2 – Katoghike Church
This is the church within a church and was originally built in the 13th century. In the 1600’s another, larger church was built over this one and in 1936, when the larger structure was being torn down for redevelopment, this tiny ancient church was ‘discovered’. After a public outcry, the small church was saved and religious services now once again take place here.
3 – Sergei Parajanov Museum
Have you ever heard of the 1969 film, The Color of Pomegranates directed by the Armenian director Sergei Parajanov? I haven’t and am pretty sure most of you don’t recognize the names either. Yet, according to Wikipedia, “Parajanov is regarded by film critics, film historians and filmmakers to be one of the greatest and most influential filmmakers in cinema history.” A visit to this museum will enlighten you to his story under Soviet rule which included being persecuted and imprisoned and introduce you to his impressive body of work in cinema.
4 – Spider Statue
Yerevan has a surprising amount of public art and one of the most striking pieces is the Spider statue, centrally located in Charles Aznavour Square (named for the French Armenian singer). It is the work of Armenian artist Ara Alekyan and was created after the 1988 earthquake that devastated the country. He saw in the wreckage of the city all sorts of metal debris which he then collected and welded together to create this distinctive piece.
5 – Cafesjian Center for the Arts & Yerevan Cascade
A giant limestone staircase with 572 steps, the Cascade connects 2 distinct neighbourhoods in downtown Yerevan. It is decorated with gardens, fountains and sculptures and offers visitors great views of both the city and of distant Mt Ararat. The Cafesjian Centre for the Arts is located in and around the Cascade and offers up displays of contemporary art. When it opened the New York Times commented that is was, “a mad work of architectural megalomania and architectural recovery, (…) one of the strangest and most spectacular museum buildings to open in ages.”
6 – Blue Mosque
In this city of churches, the Blue Mosque, built in 1765, is the only active Islamic place of worship in Yerevan. During the Soviet years, it was not operational but with the help of the current Iranian government, it now functions as a Shia mosque once again for the country’s Muslim community. It is well worth a visit for its elaborate design and tranquil grounds.
7 – Vernissage Market
This open-air arts and crafts market offers up endless possibilities for shoppers. The items for sale are usually made by the vendors who have them on display but the quality can vary widely so pay close attention. You can purchase carpets, Soviet-era memorabilia, old books, paintings and just about anything else you can imagine. The market is open daily but the number of vendors increases on the weekend. Bargaining is expected and you may have to down a shot of vodka to seal your deal.
8 – The Garni Temple
Located about a 40 minute drive (or 2 hour bike ride!) from Yerevan, the Garni Temple is a fine example of Christian Armenia’s pagan past. It was built somewhere in the first century BC and was dedicated to Mihr, the pagan god of light and the sun. It was completely destroyed by an earthquake in 1679 but was painstakingly rebuilt during the years 1969 – 1975 using many of the original stones.
9 – The Pink City
Many of the buildings in Yerevan were constructed during the Soviet era and during that time a favourite construction material was something called tuff. This was a compacted volcanic ash that had a distinctive pink colour that was widely available locally. The widespread use of tuff over the years means that the city, especially at sunrise and sunset, gives off a subtle rosy glow. Visitors should try to find a suitable viewpoint at these times to see why Yerevan is referred to as the ‘Pink City’.

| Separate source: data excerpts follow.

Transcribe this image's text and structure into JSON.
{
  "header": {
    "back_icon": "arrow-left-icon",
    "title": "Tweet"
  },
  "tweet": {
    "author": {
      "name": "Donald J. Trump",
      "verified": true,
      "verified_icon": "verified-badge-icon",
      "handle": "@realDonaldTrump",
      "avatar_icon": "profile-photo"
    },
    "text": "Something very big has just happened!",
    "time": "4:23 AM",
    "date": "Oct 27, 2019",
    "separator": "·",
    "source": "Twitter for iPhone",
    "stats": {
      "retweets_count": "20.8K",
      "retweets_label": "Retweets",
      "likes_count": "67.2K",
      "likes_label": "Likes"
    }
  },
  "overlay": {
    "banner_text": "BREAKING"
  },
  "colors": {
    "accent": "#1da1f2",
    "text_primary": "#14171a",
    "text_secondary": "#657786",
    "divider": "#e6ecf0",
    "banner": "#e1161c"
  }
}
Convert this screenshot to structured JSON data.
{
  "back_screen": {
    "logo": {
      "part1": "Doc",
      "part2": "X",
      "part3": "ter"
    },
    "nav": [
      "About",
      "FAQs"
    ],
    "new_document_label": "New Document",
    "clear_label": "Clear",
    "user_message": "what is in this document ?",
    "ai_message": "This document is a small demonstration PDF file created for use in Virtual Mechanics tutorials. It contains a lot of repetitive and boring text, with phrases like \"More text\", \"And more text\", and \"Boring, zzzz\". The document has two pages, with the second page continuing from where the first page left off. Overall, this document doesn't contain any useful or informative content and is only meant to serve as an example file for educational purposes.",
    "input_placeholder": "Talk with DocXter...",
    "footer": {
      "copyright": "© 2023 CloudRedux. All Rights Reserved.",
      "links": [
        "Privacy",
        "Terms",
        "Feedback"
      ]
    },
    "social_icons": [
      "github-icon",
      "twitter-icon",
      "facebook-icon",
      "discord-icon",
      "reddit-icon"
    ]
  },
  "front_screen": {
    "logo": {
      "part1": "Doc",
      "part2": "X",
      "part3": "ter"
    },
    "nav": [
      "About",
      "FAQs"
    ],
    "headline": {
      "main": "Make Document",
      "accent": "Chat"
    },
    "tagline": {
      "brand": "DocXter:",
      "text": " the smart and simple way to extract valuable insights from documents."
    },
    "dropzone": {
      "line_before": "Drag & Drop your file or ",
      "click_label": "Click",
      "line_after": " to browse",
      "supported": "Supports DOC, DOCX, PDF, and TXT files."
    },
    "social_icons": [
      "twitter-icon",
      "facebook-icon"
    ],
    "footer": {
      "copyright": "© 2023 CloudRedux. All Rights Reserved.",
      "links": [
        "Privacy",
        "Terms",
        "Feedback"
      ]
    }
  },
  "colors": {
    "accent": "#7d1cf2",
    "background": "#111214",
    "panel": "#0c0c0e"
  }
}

10 – Armenian Genocide Memorial & Museum
A sobering visit to the this memorial and museum will help people understand Armenia’s tragic past and its current outlook. It commemorates the 1915 -1922 massacre of Armenians by the Ottoman Empire. The 12 basalt slabs hovering over the eternal flame represent the western provinces lost to Turkey after World War 1 while a towering spire represents the survival of the Armenian people and their culture.